On this morning in her hut we are both around forty, veterans of the flesh. My blond hair is going grey and straw-like, my hands are scrunching up. Her body expands as her power over the Rharhabe shrinks. When we’re together, we do not age; here there are no young bodies to mock us with our own dying; here we don’t have to promise anything.

It’s barely light, the sky is open and bleak. The two Bothas and I and Faber and Steenberg and Krieger and of course Bezuidenhout ride out with a group of Caffre hunters. A bevy of Caffre women wave at us as we ride out of the Great Place. Ngqika wants me to show his warriors how Christians hunt. We do his bidding. We are more dependent by the day on the king’s good graces. The crowd from Graaffe Rijnet are guests here and I, too, nowadays feel more like a guest than like the father of the king. After I left Yese, I sat for a long time last night with my musket, oiling it thoroughly, making sure that the gun didn’t malfunction like my hands. Our horses and our guns are the only things that the Caffres value about us. I’ve told Ngqika on occasion that one armed horseman is worth at least one hundred warriors. If I want to stay here on my own terms, I can’t afford to prove myself wrong today.

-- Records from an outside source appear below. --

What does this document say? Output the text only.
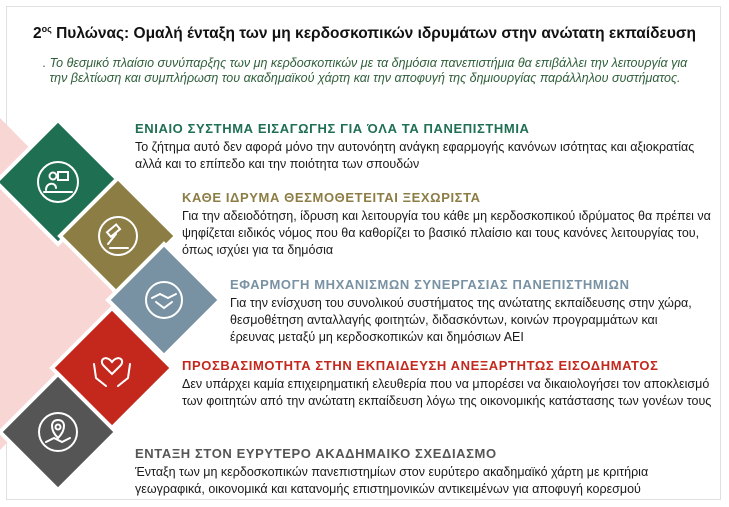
$2^{o\varsigma}$ Πυλώνας: Ομαλή ένταξη των μη κερδοσκοπικών ιδρυμάτων στην ανώτατη εκπαίδευση
. Το θεσμικό πλαίσιο συνύπαρξης των μη κερδοσκοπικών με τα δημόσια πανεπιστήμια θα επιβάλλει την λειτουργία για την βελτίωση και συμπλήρωση του ακαδημαϊκού χάρτη και την αποφυγή της δημιουργίας παράλληλου συστήματος.
ΕΝΙΑΙΟ ΣΥΣΤΗΜΑ ΕΙΣΑΓΩΓΗΣ ΓΙΑ ΌΛΑ ΤΑ ΠΑΝΕΠΙΣΤΗΜΙΑ
Το ζήτημα αυτό δεν αφορά μόνο την αυτονόητη ανάγκη εφαρμογής κανόνων ισότητας και αξιοκρατίας αλλά και το επίπεδο και την ποιότητα των σπουδών
ΚΑΘΕ ΙΔΡΥΜΑ ΘΕΣΜΟΘΕΤΕΙΤΑΙ ΞΕΧΩΡΙΣΤΑ
Για την αδειοδότηση, ίδρυση και λειτουργία του κάθε μη κερδοσκοπικού ιδρύματος θα πρέπει να ψηφίζεται ειδικός νόμος που θα καθορίζει το βασικό πλαίσιο και τους κανόνες λειτουργίας του, όπως ισχύει για τα δημόσια
ΕΦΑΡΜΟΓΗ ΜΗΧΑΝΙΣΜΩΝ ΣΥΝΕΡΓΑΣΙΑΣ ΠΑΝΕΠΙΣΤΗΜΙΩΝ
Για την ενίσχυση του συνολικού συστήματος της ανώτατης εκπαίδευσης στην χώρα, θεσμοθέτηση ανταλλαγής φοιτητών, διδασκόντων, κοινών προγραμμάτων και έρευνας μεταξύ μη κερδοσκοπικών και δημόσιων ΑΕΙ
ΠΡΟΣΒΑΣΙΜΟΤΗΤΑ ΣΤΗΝ ΕΚΠΑΙΔΕΥΣΗ ΑΝΕΞΑΡΤΗΤΩΣ ΕΙΣΟΔΗΜΑΤΟΣ
Δεν υπάρχει καμία επιχειρηματική ελευθερία που να μπορέσει να δικαιολογήσει τον αποκλεισμό των φοιτητών από την ανώτατη εκπαίδευση λόγω της οικονομικής κατάστασης των γονέων τους
ΕΝΤΑΞΗ ΣΤΟΝ ΕΥΡΥΤΕΡΟ ΑΚΑΔΗΜΑΙΚΟ ΣΧΕΔΙΑΣΜΟ
Ένταξη των μη κερδοσκοπικών πανεπιστημίων στον ευρύτερο ακαδημαϊκό χάρτη με κριτήρια γεωγραφικά, οικονομικά και κατανομής επιστημονικών αντικειμένων για αποφυγή κορεσμού
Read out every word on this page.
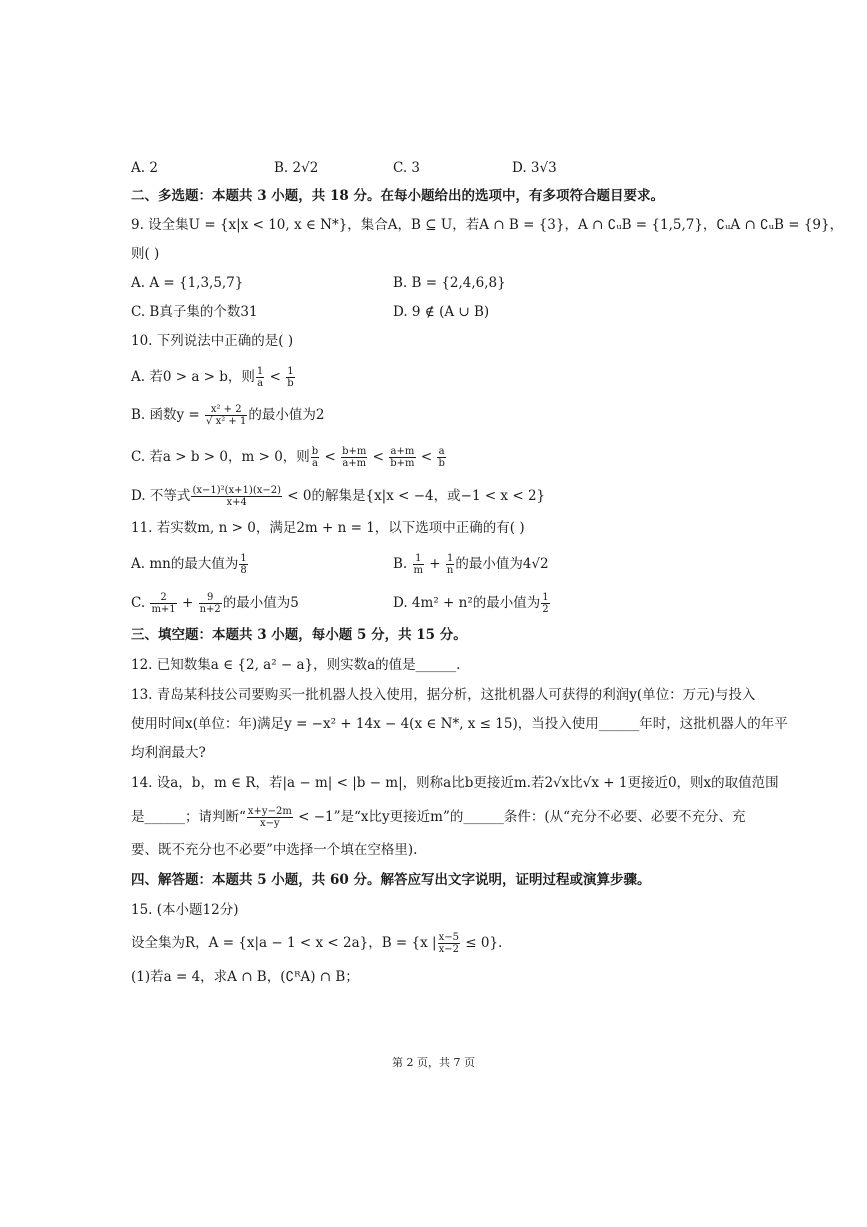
A. 2	B. 2√2	C. 3	D. 3√3
二、多选题：本题共 3 小题，共 18 分。在每小题给出的选项中，有多项符合题目要求。
9. 设全集U = {x|x < 10, x ∈ N*}，集合A，B ⊆ U，若A ∩ B = {3}，A ∩ ∁ᵤB = {1,5,7}，∁ᵤA ∩ ∁ᵤB = {9}，
则( )
A. A = {1,3,5,7}	B. B = {2,4,6,8}
C. B真子集的个数31	D. 9 ∉ (A ∪ B)
10. 下列说法中正确的是( )
A. 若0 > a > b，则 $\frac{1}{a} < \frac{1}{b}$
B. 函数$y = \frac{\text{x² + 2}}{\text{√ x² + 1}}$ 的最小值为2
C. 若a > b > 0，m > 0，则 $\frac{b}{a} < \frac{b+m}{a+m} < \frac{a+m}{b+m} < \frac{a}{b}$
D. 不等式 $\frac{\text{(x−1)²(x+1)(x−2)}}{x+4} < 0$的解集是{x|x < −4，或−1 < x < 2}
11. 若实数m, n > 0，满足2m + n = 1，以下选项中正确的有( )
A. mn的最大值为 $\frac{1}{8}$	B. $\frac{1}{m} + \frac{1}{n}$ 的最小值为4√2
C. $\frac{2}{m+1} + \frac{9}{n+2}$ 的最小值为5	D. 4m² + n²的最小值为 $\frac{1}{2}$
三、填空题：本题共 3 小题，每小题 5 分，共 15 分。
12. 已知数集a ∈ {2, a² − a}，则实数a的值是______.
13. 青岛某科技公司要购买一批机器人投入使用，据分析，这批机器人可获得的利润y(单位：万元)与投入
使用时间x(单位：年)满足y = −x² + 14x − 4(x ∈ N*, x ≤ 15)，当投入使用______年时，这批机器人的年平
均利润最大?
14. 设a，b，m ∈ R，若|a − m| < |b − m|，则称a比b更接近m.若2√x比√x + 1更接近0，则x的取值范围
是______；请判断“ $\frac{x+y-2m}{x-y} < -1$”是“x比y更接近m”的______条件：(从“充分不必要、必要不充分、充
要、既不充分也不必要”中选择一个填在空格里).
四、解答题：本题共 5 小题，共 60 分。解答应写出文字说明，证明过程或演算步骤。
15. (本小题12分)
设全集为R，A = {x|a − 1 < x < 2a}，B = {x | $\frac{x-5}{x-2} \le 0$}.
(1)若a = 4，求A ∩ B，(∁ᴿA) ∩ B；
第 2 页，共 7 页
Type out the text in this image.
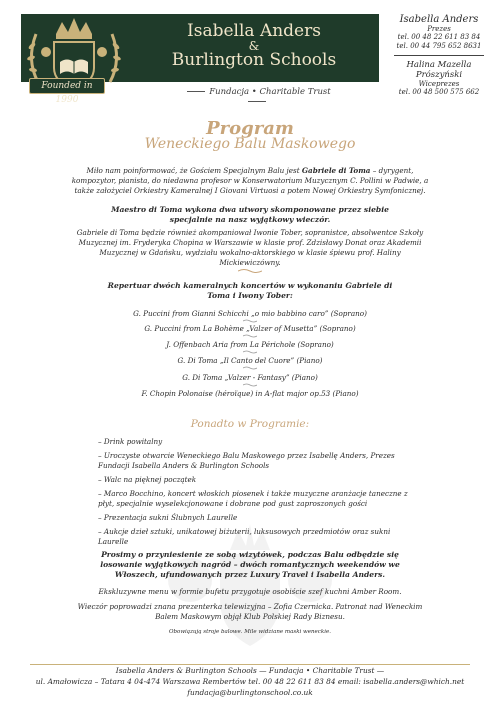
Isabella Anders
&
Burlington Schools
Founded in 1990
Fundacja • Charitable Trust
Isabella Anders
Prezes
tel. 00 48 22 611 83 84
tel. 00 44 795 652 8631
Halina Mazella Prószyński
Wiceprezes
tel. 00 48 500 575 662
Program
Weneckiego Balu Maskowego
Miło nam poinformować, że Gościem Specjalnym Balu jest Gabriele di Toma – dyrygent, kompozytor, pianista, do niedawna profesor w Konserwatorium Muzycznym C. Pollini w Padwie, a także założyciel Orkiestry Kameralnej I Giovani Virtuosi a potem Nowej Orkiestry Symfonicznej.
Maestro di Toma wykona dwa utwory skomponowane przez siebie specjalnie na nasz wyjątkowy wieczór.
Gabriele di Toma będzie również akompaniował Iwonie Tober, sopranistce, absolwentce Szkoły Muzycznej im. Fryderyka Chopina w Warszawie w klasie prof. Zdzisławy Donat oraz Akademii Muzycznej w Gdańsku, wydziału wokalno-aktorskiego w klasie śpiewu prof. Haliny Mickiewiczówny.
Repertuar dwóch kameralnych koncertów w wykonaniu Gabriele di Toma i Iwony Tober:
G. Puccini from Gianni Schicchi „o mio babbino caro” (Soprano)
G. Puccini from La Bohème „Valzer of Musetta” (Soprano)
J. Offenbach Aria from La Périchole (Soprano)
G. Di Toma „Il Canto del Cuore” (Piano)
G. Di Toma „Valzer - Fantasy” (Piano)
F. Chopin Polonaise (héroïque) in A-flat major op.53 (Piano)
Ponadto w Programie:
– Drink powitalny
– Uroczyste otwarcie Weneckiego Balu Maskowego przez Isabellę Anders, Prezes Fundacji Isabella Anders & Burlington Schools
– Walc na pięknej początek
– Marco Bocchino, koncert włoskich piosenek i także muzyczne aranżacje taneczne z płyt, specjalnie wyselekcjonowane i dobrane pod gust zaproszonych gości
– Prezentacja sukni Ślubnych Laurelle
– Aukcje dzieł sztuki, unikatowej biżuterii, luksusowych przedmiotów oraz sukni Laurelle
Prosimy o przyniesienie ze sobą wizytówek, podczas Balu odbędzie się losowanie wyjątkowych nagród – dwóch romantycznych weekendów we Włoszech, ufundowanych przez Luxury Travel i Isabella Anders.
Ekskluzywne menu w formie bufetu przygotuje osobiście szef kuchni Amber Room.
Wieczór poprowadzi znana prezenterka telewizyjna – Zofia Czernicka. Patronat nad Weneckim Balem Maskowym objął Klub Polskiej Rady Biznesu.
Obowiązują stroje balowe. Mile widziane maski weneckie.
Isabella Anders & Burlington Schools — Fundacja • Charitable Trust —
ul. Amałowicza – Tatara 4 04-474 Warszawa Rembertów tel. 00 48 22 611 83 84 email: isabella.anders@which.net
fundacja@burlingtonschool.co.uk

The veldt is dry, the sun filling the whole of the white sky. My dogs are nowhere to be seen. I shoot a kudu that slumps down more than a hundred paces away. The Caffres seem impressed. Glider remains calm after the shot and that surprises them even more. I ride out in front of the group, the horse’s hooves lifted in a practised trot that few onlookers have witnessed. Tonight they’re going to tell their wives about this. We stop for lunch under a few thorn trees, drink water and whey. The Christians gnaw at strips of biltong. When we first arrived here, we would all have eaten together, but with minds more troubled by the day, the two groups sit apart looking at each other, the jaws chomping.

When the sun shifts past the midday line, we move on over the plain. Botha and Faber each shoot a springbok and the Caffres pot three themselves. As soon as the hunt gets under way, the bunch get more at ease with one another. Every Christian on the frontier is fluent in Xhosa and the Caffres with Ngqika have also picked up a few Dutch words, especially the dirty ones. Do you see the camaraderie among the hunters? A bond beyond smooth talk that is found only among men in the open veldt sharing in the slaughter of animals. We are boys playing in the veldt and we are men caring for our wives and we are gods with the power of life and death over the fish of the sea, and over the fowl of the air, and over every living thing that moveth upon the earth.

In the course of the day we move in a lazy circle, a trajectory not one member of the hunting party has ever followed before. On the return, the sun low behind us, one of the scouts signals to us to stop. He runs back: Over the next ridge is a Bushman camp. The wretches will certainly have spotted us already. They’re lying low hoping we’ll move on, past them, contented with the carcases we’re carrying with us. Everybody glances around, suddenly tensed up; nobody spots anything in the ridges. Bushmen decide when they want to be seen. Sometimes they’re human when they have to make haste, but for the most part they’re nothing more than bushes with shallow roots.